2017-02-11



From Mary Ruefle's essay, On Fear: Our Positive Capability:

Fear is the greatest motivator of all time. Conflict born of fear is behind our every action, driving us forward like the cogs of a clock. Fear is desire’s dark dress, its doppelgänger. “Love and dread are brothers,” says Julian of Norwich. As desire is wanting and fear is not-wanting, they become inexorably linked; just as desire can be destructive (the desire for power), fear can be constructive (fear of hurting another); fear of poverty becomes desire for wealth.

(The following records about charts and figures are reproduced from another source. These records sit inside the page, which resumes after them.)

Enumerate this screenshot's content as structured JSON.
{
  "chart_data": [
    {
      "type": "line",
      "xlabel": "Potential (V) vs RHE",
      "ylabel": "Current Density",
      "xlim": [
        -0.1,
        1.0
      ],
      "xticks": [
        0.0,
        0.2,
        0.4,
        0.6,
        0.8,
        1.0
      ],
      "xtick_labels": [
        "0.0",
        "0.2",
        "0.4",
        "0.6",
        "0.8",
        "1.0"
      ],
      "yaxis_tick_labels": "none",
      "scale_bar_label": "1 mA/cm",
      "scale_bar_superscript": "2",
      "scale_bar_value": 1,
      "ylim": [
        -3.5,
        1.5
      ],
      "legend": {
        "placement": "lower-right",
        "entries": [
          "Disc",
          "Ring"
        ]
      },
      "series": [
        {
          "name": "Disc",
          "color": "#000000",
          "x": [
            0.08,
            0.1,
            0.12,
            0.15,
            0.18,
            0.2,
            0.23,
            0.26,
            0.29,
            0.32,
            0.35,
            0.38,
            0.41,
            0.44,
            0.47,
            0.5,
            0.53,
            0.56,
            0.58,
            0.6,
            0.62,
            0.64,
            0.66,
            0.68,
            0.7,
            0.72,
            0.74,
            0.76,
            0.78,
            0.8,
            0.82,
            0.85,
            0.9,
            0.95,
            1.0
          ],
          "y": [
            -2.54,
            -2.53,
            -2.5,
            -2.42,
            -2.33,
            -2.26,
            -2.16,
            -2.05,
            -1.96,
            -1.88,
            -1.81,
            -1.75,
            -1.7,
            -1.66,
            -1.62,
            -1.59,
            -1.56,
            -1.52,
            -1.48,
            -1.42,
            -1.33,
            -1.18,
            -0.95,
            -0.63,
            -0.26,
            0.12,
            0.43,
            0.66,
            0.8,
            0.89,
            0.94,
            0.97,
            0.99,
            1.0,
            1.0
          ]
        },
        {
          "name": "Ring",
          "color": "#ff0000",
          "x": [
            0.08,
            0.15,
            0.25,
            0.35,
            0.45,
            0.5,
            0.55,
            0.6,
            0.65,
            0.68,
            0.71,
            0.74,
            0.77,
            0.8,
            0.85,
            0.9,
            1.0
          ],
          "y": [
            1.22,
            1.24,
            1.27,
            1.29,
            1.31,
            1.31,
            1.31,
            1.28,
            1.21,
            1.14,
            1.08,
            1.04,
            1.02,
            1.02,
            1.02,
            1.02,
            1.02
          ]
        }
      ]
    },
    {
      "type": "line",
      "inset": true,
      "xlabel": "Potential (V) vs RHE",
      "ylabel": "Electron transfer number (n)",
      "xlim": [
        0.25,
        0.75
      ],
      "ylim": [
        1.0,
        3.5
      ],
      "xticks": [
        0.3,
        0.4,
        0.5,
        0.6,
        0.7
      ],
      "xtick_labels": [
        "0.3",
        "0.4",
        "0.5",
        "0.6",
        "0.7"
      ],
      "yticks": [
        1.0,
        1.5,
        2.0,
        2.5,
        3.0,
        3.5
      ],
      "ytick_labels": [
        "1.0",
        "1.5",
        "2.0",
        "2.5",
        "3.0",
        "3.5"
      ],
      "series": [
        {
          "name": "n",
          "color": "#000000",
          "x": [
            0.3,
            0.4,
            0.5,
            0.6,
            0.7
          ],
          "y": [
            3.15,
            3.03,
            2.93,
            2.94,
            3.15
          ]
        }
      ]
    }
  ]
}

Collective actions are not exempt from these double powers; consider this succinct and frightening sentence written by John Berger:

Everywhere these days more and more people knock their heads against the fact that the future of our planet and what it will offer or deny to its inhabitants, is being decided by boards of men who control more money than all the governments in the world, who never stand for election, and whose sole criterion for every decision they take is whether or not it increases or is prone to increase Profit.

But has it ever been any different? Races everywhere have always been at the mercy of collective desire and collective fear, sometimes their own, sometimes others’. The impulse toward order is born of fear and desire, and the impulse toward chaos is born of the same. The British psychoanalyst D.W. Winnicott believed artists were people driven by the tension between the desire to communicate and the desire to hide.